August 10, 2011
I can still remember a conversation I had with my child psychology professor during my first week of pre-service training for Teaching Fellows in June 2007. She asked me about my plans for teaching, and I responded without hesitation, “I’m only going to do this for two years. Then I’m planning to move on to journalism.” I’m embarrassed now when I think of myself back then.
I had the best of intentions when I entered the Teaching Fellows, but even as I ended my training filled with nervousness and doubt, I had no real appreciation for the challenge ahead of me. At the end of a tumultuous first year, I felt proud I hadn’t quit but deeply regretful about the classroom I’d presided over.

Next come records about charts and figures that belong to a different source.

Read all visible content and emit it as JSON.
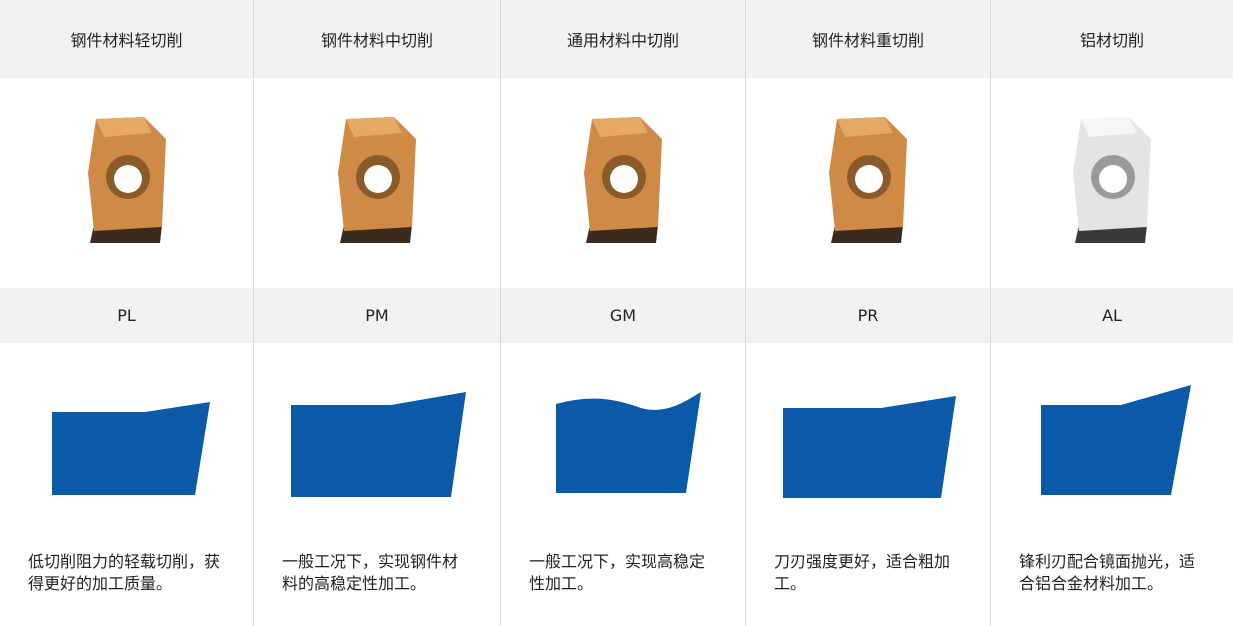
{
  "table": {
    "header": [
      "钢件材料轻切削",
      "钢件材料中切削",
      "通用材料中切削",
      "钢件材料重切削",
      "铝材切削"
    ],
    "codes": [
      "PL",
      "PM",
      "GM",
      "PR",
      "AL"
    ],
    "descriptions": [
      "低切削阻力的轻载切削，获得更好的加工质量。",
      "一般工况下，实现钢件材料的高稳定性加工。",
      "一般工况下，实现高稳定性加工。",
      "刀刃强度更好，适合粗加工。",
      "锋利刃配合镜面抛光，适合铝合金材料加工。"
    ]
  }
}
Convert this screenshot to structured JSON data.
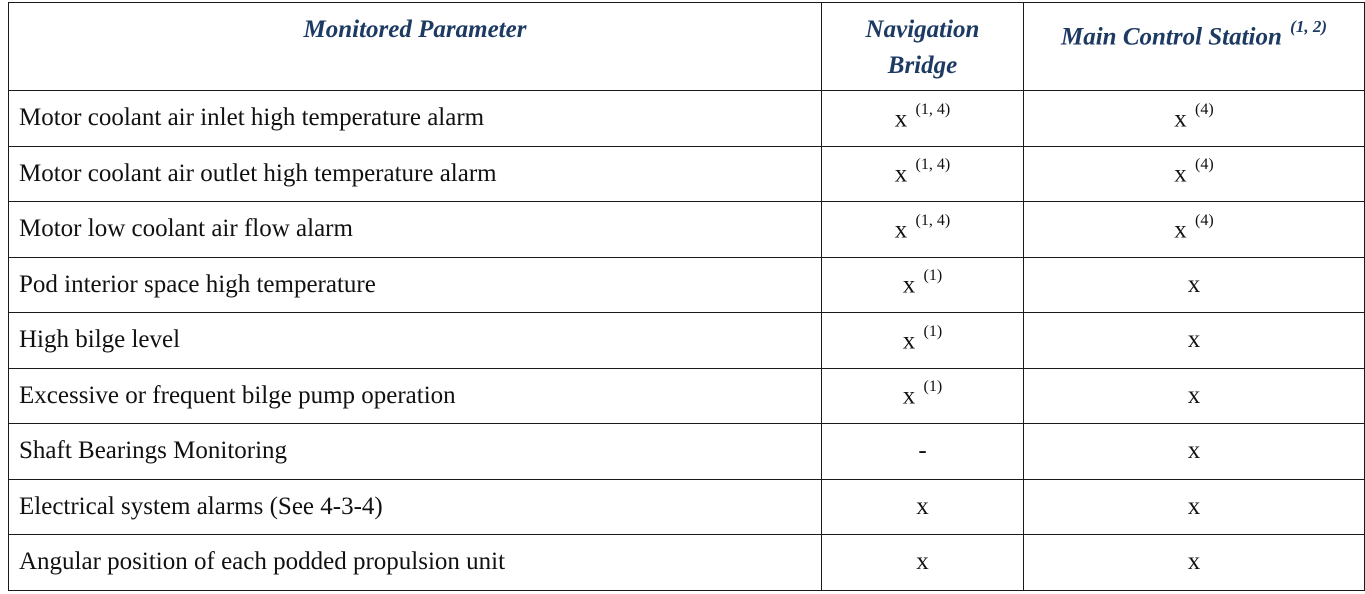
{
  "header": {
    "parameter": "Monitored Parameter",
    "bridge": "Navigation Bridge",
    "station": "Main Control Station",
    "station_note": "(1, 2)"
  },
  "rows": [
    {
      "parameter": "Motor coolant air inlet high temperature alarm",
      "bridge": "x",
      "bridge_note": "(1, 4)",
      "station": "x",
      "station_note": "(4)"
    },
    {
      "parameter": "Motor coolant air outlet high temperature alarm",
      "bridge": "x",
      "bridge_note": "(1, 4)",
      "station": "x",
      "station_note": "(4)"
    },
    {
      "parameter": "Motor low coolant air flow alarm",
      "bridge": "x",
      "bridge_note": "(1, 4)",
      "station": "x",
      "station_note": "(4)"
    },
    {
      "parameter": "Pod interior space high temperature",
      "bridge": "x",
      "bridge_note": "(1)",
      "station": "x",
      "station_note": ""
    },
    {
      "parameter": "High bilge level",
      "bridge": "x",
      "bridge_note": "(1)",
      "station": "x",
      "station_note": ""
    },
    {
      "parameter": "Excessive or frequent bilge pump operation",
      "bridge": "x",
      "bridge_note": "(1)",
      "station": "x",
      "station_note": ""
    },
    {
      "parameter": "Shaft Bearings Monitoring",
      "bridge": "-",
      "bridge_note": "",
      "station": "x",
      "station_note": ""
    },
    {
      "parameter": "Electrical system alarms (See 4-3-4)",
      "bridge": "x",
      "bridge_note": "",
      "station": "x",
      "station_note": ""
    },
    {
      "parameter": "Angular position of each podded propulsion unit",
      "bridge": "x",
      "bridge_note": "",
      "station": "x",
      "station_note": ""
    }
  ],
  "colors": {
    "header_text": "#1d3a63",
    "border": "#1a1a1a"
  }
}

By the end of my second year I felt a much greater sense of pride, but I knew my work wasn’t finished. The ingenuous idealism I felt two years earlier had evaporated. Now that I understood the immensity of the task of teaching, I had no choice to work until I had mastered it.
Now, two years later, I can see that I was still looking at teaching from naive perspective. While I’ve made important gains each of the last two years, it’s become apparent to me that while one may become a “master teacher” over time, the challenge of growing, developing, and improving as an educator never ends. I could dedicate myself over the next year, or next 10 years, and my growth would never be finished.
It’s with mixed emotions, then, that I am preparing for my new classroom, no longer on the third floor of PS 310, but in Longfellow Hall at Harvard’s Graduate School of Education where I will pursue a degree in education policy and management.
Early in my time as a teacher I felt a frustrating disconnect between the policymakers handing down mandates from City Hall, Albany, and D.C., and those of us practicing in the classroom. I had been discouraged by a lack of preparation for my first year and a lack of support throughout it. I have been angered by an over emphasis on testing, and at times frustrated by a curriculum (Everyday Math in particular) that seemed ill-fitted for my students. Above all, I remain overwhelmed by the evidence that system is not working for the kids who needed it most.
Over the past four years I’ve gained a greater appreciation for the importance of school leaders in interpreting education policy and carrying it out effectively. With different supervisors during those formative years, I’m not sure I would have experienced those frustrations as acutely.
Meanwhile the past year has given me opportunities to think and write about issues like tenure, layoff policies and teacher evaluations. Still the issues I faced as a first year teacher — preparation and ongoing support, a robust inquiry-based curriculum, and social-emotional supports for students — retain a central place in my thinking as an teacher interested in education policy. Whatever the issues being debated, in four years I’ve still found teachers’ voices startlingly absent from the public discussion on education reform.
I hope that my time at Harvard prepares me to add one more teacher’s voice to this conversation. Through this one-year program I hope to get a better grasp of the technical tools of policy research and analysis and a broader and deeper understanding of what makes some schools and school systems succeed, while others fail. I’m especially interested in the role of teachers, school leaders and district leaders in these successes and failures. I hope to draw on the diverse experiences of the faculty and my fellow students to explore the answers to these questions. My cohort will include other teachers, as well as those with experience in non-profits, district offices and the private sector. I’m most excited to join classmates from all over the world who share my passion for education.
I am nervous and excited to bring my own classroom experiences into a challenging new academic setting. I look forward to connecting my four years of teaching with the academic research and the experiences of my classmates and professors in order to develop a broader perspective on education reform.
It turns out I was wrong when I told my professor my career in education would only last two years. I’m grateful that the challenges of urban education became a enduring passion, rather than a brief line on my resume. Whatever the future of urban education reform, I hope the next year will help me continue to make an impact.